RECAPTCHA_SITE_KEY=gosei478htosvei478tvoei478tvge
RECAPTCHA_SECRET_KEY=ios47eos487t6es4897gtv6es487

index.vue

async mounted() {
    try {
        await this.$recaptcha.init();
    } catch (err) {
        throw new Error(`index# Problem initializing ReCaptcha: ${err}.`);
    }
},

beforeDestroy() {
    this.$recaptcha.destroy();
},

methods: {
    async submitContactForm() {
        try {
            const token = await this.$recaptcha.execute('contact')

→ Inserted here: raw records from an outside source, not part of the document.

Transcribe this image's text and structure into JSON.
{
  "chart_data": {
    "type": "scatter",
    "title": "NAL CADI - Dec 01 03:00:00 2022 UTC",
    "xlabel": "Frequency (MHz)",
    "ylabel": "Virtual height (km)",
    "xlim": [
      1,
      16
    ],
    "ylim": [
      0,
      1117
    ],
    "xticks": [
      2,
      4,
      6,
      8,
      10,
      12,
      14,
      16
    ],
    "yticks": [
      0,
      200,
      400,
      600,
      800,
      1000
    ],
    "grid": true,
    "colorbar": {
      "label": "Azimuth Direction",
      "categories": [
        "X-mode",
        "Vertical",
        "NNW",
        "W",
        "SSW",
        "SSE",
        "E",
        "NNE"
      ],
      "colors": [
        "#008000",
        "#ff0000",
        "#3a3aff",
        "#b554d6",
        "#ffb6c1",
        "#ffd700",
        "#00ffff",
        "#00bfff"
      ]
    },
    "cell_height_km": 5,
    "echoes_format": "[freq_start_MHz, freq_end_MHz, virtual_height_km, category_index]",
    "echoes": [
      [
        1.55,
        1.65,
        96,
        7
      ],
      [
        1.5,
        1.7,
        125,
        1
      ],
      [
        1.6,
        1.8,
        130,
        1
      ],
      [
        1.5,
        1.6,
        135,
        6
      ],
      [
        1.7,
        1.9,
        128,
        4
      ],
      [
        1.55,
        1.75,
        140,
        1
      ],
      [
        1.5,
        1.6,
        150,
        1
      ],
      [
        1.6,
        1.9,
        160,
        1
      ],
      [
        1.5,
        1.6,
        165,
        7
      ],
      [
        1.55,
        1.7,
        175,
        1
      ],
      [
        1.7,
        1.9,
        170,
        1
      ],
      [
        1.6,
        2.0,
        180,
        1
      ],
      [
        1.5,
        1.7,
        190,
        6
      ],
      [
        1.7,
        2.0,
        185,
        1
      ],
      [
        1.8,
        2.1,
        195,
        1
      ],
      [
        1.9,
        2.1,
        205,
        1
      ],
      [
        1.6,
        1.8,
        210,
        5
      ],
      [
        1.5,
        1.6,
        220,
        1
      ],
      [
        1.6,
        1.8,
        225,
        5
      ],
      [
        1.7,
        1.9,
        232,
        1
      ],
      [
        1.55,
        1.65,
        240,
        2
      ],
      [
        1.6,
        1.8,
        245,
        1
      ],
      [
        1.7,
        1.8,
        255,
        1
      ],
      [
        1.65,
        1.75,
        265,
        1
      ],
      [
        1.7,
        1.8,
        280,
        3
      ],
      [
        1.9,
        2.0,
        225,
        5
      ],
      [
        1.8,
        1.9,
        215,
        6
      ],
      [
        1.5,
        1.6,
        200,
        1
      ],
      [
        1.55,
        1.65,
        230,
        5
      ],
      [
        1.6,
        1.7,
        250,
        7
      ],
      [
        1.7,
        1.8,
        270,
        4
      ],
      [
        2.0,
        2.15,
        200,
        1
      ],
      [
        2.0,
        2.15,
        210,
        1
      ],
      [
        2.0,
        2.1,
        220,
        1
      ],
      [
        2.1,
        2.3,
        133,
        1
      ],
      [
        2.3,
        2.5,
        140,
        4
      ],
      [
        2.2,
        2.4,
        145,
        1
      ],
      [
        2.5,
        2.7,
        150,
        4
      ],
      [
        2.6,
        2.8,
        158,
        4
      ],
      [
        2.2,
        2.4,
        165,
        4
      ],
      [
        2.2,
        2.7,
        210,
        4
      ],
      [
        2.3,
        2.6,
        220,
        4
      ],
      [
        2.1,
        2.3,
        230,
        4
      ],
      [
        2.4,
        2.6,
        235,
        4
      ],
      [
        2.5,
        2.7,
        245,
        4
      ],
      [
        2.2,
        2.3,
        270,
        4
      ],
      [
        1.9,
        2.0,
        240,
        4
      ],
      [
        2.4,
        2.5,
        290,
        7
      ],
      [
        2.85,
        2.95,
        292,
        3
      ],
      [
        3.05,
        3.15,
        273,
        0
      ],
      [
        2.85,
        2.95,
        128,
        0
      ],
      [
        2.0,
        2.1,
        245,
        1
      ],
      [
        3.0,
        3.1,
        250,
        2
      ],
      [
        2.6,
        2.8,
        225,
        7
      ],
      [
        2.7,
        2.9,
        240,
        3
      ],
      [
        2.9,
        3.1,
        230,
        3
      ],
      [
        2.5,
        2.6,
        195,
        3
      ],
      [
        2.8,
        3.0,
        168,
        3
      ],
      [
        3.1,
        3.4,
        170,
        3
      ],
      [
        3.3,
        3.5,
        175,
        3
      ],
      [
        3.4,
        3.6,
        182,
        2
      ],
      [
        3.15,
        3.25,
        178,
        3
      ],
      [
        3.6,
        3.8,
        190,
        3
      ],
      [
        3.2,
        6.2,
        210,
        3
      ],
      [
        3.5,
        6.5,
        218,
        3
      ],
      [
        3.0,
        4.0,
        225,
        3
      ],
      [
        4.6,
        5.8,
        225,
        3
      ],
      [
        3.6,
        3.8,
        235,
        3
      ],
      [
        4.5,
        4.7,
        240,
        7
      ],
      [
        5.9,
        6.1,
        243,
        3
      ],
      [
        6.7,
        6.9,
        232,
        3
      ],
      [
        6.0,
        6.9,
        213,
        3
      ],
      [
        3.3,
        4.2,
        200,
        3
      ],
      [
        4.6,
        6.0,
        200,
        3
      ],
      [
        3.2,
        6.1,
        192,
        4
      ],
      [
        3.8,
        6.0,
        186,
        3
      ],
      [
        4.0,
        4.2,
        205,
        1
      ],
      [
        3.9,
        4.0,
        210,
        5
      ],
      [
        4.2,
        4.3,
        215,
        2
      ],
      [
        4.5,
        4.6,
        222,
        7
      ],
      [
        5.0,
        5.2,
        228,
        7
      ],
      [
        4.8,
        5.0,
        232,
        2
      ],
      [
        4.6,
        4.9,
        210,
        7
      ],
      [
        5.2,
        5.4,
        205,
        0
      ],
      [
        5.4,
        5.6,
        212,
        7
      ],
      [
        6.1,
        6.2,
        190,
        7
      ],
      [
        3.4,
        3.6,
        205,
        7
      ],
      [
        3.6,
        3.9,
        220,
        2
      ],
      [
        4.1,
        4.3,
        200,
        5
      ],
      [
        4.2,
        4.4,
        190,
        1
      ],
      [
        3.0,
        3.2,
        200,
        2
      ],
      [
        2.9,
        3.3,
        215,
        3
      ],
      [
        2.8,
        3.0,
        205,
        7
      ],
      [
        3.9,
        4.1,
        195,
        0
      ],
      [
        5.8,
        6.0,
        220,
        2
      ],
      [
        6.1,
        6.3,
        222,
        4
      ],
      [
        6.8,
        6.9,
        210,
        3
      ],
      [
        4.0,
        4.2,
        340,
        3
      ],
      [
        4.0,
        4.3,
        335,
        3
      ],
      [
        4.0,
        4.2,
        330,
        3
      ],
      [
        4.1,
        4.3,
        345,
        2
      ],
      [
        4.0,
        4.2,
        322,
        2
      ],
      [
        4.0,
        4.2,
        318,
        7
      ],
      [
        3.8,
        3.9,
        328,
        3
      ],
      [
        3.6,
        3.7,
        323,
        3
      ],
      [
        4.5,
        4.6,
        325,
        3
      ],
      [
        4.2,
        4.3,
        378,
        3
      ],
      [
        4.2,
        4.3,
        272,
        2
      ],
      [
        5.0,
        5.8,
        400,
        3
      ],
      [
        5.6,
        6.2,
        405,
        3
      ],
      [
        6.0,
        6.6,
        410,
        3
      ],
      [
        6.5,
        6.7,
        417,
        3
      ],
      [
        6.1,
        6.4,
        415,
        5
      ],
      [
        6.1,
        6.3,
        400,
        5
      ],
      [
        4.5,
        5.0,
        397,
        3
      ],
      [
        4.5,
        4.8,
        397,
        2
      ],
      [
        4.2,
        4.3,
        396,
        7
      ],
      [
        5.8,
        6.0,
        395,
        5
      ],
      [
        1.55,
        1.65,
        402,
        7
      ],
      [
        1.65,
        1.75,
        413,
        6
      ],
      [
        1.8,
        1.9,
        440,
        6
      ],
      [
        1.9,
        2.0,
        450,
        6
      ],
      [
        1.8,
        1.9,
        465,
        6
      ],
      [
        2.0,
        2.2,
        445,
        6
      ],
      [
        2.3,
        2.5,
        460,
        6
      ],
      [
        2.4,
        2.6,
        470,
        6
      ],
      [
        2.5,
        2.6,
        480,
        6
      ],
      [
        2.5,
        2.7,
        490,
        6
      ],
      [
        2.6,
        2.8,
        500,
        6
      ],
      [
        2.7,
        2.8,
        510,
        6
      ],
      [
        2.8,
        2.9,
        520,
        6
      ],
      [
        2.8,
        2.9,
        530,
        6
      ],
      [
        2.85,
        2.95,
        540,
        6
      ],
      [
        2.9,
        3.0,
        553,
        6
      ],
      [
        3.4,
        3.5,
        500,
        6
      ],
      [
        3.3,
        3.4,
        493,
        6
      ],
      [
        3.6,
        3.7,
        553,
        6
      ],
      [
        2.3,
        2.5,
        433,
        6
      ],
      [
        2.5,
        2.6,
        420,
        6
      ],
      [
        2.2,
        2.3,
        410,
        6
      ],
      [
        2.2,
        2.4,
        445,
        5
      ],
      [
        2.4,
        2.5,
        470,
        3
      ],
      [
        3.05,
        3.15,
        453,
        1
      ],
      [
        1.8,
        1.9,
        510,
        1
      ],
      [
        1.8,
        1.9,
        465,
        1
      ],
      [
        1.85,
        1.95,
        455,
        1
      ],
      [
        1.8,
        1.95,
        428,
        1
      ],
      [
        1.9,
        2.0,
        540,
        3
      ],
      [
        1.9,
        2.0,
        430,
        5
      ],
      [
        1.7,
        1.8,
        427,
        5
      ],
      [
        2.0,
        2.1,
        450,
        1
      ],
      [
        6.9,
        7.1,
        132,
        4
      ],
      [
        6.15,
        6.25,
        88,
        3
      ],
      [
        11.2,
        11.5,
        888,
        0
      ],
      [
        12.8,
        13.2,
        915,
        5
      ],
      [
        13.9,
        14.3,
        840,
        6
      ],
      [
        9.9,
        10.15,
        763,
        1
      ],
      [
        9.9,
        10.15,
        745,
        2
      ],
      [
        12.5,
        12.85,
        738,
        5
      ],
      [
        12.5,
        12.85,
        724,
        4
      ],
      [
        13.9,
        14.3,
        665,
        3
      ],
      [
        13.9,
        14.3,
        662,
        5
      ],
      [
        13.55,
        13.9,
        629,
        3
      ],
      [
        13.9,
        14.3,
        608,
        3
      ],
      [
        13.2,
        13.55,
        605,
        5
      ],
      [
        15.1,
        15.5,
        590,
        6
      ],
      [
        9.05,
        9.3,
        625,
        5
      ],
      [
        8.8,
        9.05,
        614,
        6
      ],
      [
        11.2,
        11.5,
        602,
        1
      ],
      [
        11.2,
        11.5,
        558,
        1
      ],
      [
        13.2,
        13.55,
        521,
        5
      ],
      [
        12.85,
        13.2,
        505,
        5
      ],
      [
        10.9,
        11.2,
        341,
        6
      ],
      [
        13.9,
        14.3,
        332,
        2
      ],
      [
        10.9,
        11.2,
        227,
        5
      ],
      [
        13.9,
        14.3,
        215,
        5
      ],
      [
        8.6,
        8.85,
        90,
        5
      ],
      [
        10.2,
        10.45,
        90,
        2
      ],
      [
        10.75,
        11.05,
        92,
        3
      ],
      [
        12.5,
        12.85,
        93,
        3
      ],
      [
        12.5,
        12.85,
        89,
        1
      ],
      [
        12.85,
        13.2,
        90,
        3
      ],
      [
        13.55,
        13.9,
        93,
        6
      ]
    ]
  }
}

            const formData = {
                email: this.contactForm.email,
                firstname: name.firstName,
                lastname: name.lastName,
                phone: this.contactForm.phone,
                band_name: this.contactForm.band_name,
                initial_message: this.contactForm.message,
            }

            // note: use POST request
            const recaptcha = await this.$axios.post('/api/check-token', { token });

            console.log('recaptcha', recaptcha.data);

            if (recaptcha.data.success) {
                const result = await this.$axios.post(process.env.CONTACT_FORM_API, formData);


                // cleanup logic
            } else {
                // handle error case
            }
        } catch (err) {
            // handle errors
        }
    },
},

You can read more here: https://www.npmjs.com/package/@nuxtjs/recaptcha

Note the section where it says

Server Side When you send data + token to the server, you should verify the token on the server side to make sure it does not requested from a bot. You can find out how to verify token on the server side by looking at the server middleware inside v2 example. (The server side is same for both versions)

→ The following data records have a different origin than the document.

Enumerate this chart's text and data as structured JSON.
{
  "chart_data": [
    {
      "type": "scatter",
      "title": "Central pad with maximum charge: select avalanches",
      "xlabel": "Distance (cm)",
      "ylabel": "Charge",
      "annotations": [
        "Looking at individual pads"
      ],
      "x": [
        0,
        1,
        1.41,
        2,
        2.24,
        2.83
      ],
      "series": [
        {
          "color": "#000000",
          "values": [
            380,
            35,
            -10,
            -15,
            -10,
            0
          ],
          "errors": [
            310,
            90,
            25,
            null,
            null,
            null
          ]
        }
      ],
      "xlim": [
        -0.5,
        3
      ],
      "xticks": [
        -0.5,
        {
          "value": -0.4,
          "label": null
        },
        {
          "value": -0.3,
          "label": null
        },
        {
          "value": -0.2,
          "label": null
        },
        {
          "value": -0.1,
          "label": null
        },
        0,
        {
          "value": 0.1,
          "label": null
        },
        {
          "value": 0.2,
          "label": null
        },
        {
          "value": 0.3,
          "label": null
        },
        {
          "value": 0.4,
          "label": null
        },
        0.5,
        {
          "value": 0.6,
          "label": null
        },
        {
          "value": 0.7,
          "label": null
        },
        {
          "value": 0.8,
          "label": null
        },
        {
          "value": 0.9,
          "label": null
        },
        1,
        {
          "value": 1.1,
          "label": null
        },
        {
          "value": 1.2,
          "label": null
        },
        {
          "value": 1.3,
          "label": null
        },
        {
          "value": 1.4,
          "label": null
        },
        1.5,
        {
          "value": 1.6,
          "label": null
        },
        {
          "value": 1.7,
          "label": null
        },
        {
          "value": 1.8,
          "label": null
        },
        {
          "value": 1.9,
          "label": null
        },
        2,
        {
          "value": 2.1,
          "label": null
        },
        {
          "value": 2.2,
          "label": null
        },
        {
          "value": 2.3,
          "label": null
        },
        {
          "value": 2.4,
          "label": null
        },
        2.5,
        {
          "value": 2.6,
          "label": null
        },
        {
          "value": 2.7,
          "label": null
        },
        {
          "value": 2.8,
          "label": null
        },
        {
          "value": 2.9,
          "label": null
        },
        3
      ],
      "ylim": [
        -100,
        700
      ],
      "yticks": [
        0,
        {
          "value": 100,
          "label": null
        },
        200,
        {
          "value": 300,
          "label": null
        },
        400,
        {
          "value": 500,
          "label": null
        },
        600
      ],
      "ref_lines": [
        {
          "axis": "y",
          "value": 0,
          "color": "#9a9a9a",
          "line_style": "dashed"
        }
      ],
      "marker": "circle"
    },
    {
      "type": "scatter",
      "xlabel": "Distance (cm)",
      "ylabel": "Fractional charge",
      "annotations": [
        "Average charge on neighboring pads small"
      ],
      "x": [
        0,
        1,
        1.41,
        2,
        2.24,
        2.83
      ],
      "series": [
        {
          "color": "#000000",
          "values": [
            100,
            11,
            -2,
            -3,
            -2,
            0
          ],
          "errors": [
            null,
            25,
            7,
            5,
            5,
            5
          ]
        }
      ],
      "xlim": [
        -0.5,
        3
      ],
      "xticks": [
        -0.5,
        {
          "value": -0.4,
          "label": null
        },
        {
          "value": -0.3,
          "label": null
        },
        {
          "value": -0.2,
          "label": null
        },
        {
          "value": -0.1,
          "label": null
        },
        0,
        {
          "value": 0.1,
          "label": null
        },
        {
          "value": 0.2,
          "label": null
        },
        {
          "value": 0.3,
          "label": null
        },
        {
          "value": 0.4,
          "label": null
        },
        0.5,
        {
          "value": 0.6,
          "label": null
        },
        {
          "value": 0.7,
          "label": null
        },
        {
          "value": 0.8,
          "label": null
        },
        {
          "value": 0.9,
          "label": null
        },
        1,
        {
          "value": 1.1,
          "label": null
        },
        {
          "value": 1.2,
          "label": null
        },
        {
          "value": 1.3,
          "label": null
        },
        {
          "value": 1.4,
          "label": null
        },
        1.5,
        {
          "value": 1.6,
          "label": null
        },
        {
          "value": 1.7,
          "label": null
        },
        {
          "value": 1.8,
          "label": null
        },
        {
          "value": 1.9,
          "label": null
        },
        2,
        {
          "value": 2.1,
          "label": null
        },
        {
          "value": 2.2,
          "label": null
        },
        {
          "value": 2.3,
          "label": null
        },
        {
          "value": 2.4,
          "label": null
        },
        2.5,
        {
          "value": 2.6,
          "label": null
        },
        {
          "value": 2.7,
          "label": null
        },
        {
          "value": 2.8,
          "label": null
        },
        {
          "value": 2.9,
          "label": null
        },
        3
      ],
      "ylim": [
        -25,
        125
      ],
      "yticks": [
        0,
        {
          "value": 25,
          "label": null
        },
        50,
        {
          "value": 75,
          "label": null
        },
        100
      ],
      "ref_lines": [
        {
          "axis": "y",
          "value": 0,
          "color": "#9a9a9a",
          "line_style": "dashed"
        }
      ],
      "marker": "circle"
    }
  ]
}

The above server-side middleware comes from there. It is important to use the version of h3 that I suggest because you need it to access useBody(req). I tried for several hours to find another way to read the request body but it proved too difficult. Your results may vary in a newer version of Nuxt. I suggest trying the newest version of h3 and if that fails with errors when building the application, try the older version.

It is critically important to not expose the ReCaptcha secret key, and this solution keeps it secret in the server-side.

A more optimal solution might be to use your actual server and make an endpoint for validating ReCaptcha tokens. This above solution allows you to do it purely client-side, assuming you are using SSR.